Lessons from the Slush Pile

Good writing and good storytelling aren’t always the same thing.

I recently joined an online literary magazine as a volunteer reader, which means reading blind submissions from the slush pile and recommending which stories merit a closer look by the magazine's editors.

Each submission is read by three volunteers who vote yes, no or maybe. (We don't see the names of the authors or the other volunteers reading the same story.) A story must receive at least one "yes" vote to earn review by an editor who makes the final decision whether to accept the story for publication.

Serving as a volunteer reader means I'm disqualified from submitting, but that's a price I'm willing to pay for the chance to work in the trenches of flash fiction.

The magazine is firm in wanting stories (as differentiated from vignettes, reflections, slices-of-life, and musings) and uses this definition by Robert McKee to emphasize what they're looking for: "The essential core event in all stories ever told in the history of humanity can be expressed in just three words: Conflict changes life. Therefore, the prime definition becomes: a dynamic escalation of conflict-driven events that cause meaningful change in a character’s life."

Let's break that down:

  • “a dynamic escalation...”: The story is propelled by action, and the action intensifies as the story progresses. Something is happening now, not merely being remembered or described. The pressure increases. Stakes rise. Complications multiply. Even in flash fiction, there should be a sense of momentum — a feeling that events are moving toward a reckoning, revelation, or decision.

  • “...of conflict-driven events...”: The things that happen are fueled by conflict. Conflict does not necessarily mean arguments, violence, or melodrama. It can be external (person vs. person, society, nature, circumstance) or internal (fear, guilt, longing, denial, divided loyalties). But without resistance, there is no story movement. Conflict is the engine that forces the character to act, react, choose, and change.

  • “...that cause meaningful change in a character’s life.”: The main character must change in a way that matters. The change may be dramatic or subtle, triumphant or devastating, visible or purely internal. A character may gain courage, lose an illusion, accept a painful truth, make a sacrifice, recognize love, confront grief, or cross some moral line from which they cannot return. What matters is that the character is not fundamentally the same person at the end of the story as at the beginning.

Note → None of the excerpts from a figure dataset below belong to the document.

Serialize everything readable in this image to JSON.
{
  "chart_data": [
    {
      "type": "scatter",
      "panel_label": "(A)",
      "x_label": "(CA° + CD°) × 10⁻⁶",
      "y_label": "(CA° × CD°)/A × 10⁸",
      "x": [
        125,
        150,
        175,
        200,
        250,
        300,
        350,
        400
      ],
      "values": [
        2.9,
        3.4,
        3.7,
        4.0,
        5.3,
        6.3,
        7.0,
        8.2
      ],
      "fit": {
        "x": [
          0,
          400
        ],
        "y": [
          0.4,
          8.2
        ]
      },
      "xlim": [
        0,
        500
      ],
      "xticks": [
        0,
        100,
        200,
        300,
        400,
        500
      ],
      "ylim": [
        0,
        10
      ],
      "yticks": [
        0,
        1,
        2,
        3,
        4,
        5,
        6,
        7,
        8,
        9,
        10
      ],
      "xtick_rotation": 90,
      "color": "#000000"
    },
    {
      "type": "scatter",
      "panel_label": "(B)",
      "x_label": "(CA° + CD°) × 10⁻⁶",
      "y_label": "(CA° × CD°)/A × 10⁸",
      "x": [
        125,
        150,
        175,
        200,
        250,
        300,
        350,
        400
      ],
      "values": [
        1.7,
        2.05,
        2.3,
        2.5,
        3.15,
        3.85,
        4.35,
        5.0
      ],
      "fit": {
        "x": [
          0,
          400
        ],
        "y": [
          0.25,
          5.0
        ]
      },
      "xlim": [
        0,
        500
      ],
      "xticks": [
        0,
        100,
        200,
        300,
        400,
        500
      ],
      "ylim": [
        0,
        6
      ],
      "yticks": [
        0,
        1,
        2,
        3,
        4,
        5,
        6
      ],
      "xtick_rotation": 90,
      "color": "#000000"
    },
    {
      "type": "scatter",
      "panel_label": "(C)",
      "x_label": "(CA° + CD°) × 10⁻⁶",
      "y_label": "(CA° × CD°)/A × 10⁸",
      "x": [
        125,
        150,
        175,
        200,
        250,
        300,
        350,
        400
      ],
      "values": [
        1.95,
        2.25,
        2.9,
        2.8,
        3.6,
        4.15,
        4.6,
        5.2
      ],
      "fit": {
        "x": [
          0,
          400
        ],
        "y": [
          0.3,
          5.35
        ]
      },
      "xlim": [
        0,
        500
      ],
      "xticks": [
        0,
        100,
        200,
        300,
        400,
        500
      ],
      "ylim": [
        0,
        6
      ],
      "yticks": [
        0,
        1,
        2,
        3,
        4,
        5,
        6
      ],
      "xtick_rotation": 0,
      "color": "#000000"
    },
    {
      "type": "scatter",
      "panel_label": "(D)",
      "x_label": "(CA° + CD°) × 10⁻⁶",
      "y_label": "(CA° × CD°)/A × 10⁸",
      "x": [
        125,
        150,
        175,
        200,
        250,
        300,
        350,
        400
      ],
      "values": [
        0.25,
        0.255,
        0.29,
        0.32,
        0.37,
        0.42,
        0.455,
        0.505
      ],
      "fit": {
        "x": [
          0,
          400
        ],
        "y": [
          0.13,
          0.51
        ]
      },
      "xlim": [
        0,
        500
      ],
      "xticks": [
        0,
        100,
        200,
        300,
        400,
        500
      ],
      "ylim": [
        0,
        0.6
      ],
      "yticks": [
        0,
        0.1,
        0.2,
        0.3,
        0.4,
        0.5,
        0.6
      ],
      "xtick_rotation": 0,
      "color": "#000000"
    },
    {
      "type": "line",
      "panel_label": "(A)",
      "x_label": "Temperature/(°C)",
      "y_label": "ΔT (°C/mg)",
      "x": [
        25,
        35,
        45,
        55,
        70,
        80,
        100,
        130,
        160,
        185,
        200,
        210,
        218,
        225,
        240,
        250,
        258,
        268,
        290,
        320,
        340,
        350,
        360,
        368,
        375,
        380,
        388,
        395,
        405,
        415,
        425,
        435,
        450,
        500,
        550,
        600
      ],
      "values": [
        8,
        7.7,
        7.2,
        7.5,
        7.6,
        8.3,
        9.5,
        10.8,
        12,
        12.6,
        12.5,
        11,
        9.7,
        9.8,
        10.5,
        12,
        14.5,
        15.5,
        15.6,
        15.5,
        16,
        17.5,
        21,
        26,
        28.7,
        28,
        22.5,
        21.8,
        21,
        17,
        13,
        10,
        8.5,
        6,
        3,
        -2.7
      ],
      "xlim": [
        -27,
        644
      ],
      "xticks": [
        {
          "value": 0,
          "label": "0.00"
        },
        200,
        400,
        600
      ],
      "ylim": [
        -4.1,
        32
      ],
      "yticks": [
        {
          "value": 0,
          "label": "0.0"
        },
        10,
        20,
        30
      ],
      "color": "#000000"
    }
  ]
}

Of the first ten stories I read, I voted "yes" on only a few. Of the submissions I recommended rejecting, most could not be considered actual stories. The conflict wasn't apparent. There was no escalation of events, just a series of actions followed by a plot twist that seemed unrelated to any of them. There was no discernible change in the main character. In one story, there was no discernible main character. In more than one, the narrative was a litany of "telling" vs. “showing.”

I felt a tinge of regret with every "no" vote because it's not that the writing was bad. In fact, most of the stories I read were well-written in the sense that the writing was clean, clear and grammatically sound. Some of the stories were engaging and interesting. Some had vivid, unique descriptions. They just weren't complete stories.

Reading the slush pile has helped me to see more clearly the difference between good writing and good storytelling. A piece can be lyrical, atmospheric, clever, or emotionally resonant and still fail as a story if nothing meaningfully changes. The same is true, I think, of flash memoir. Recounting an experience is not enough on its own. The piece must still capture movement, tension, discovery, or transformation—some meaningful shift in understanding, identity, or emotion.

In flash, the stories that succeed often arrive already in motion and leave the reader with the sense that something irreversible has occurred. In only a few hundred words, we writers must create not just a scene or a mood, but the feeling of a life being altered.

That's what makes flash fiction so maddening to write. And so rewarding when it works. At its best, a story told in flash works like a camera flash, capturing the precise instant a life changes.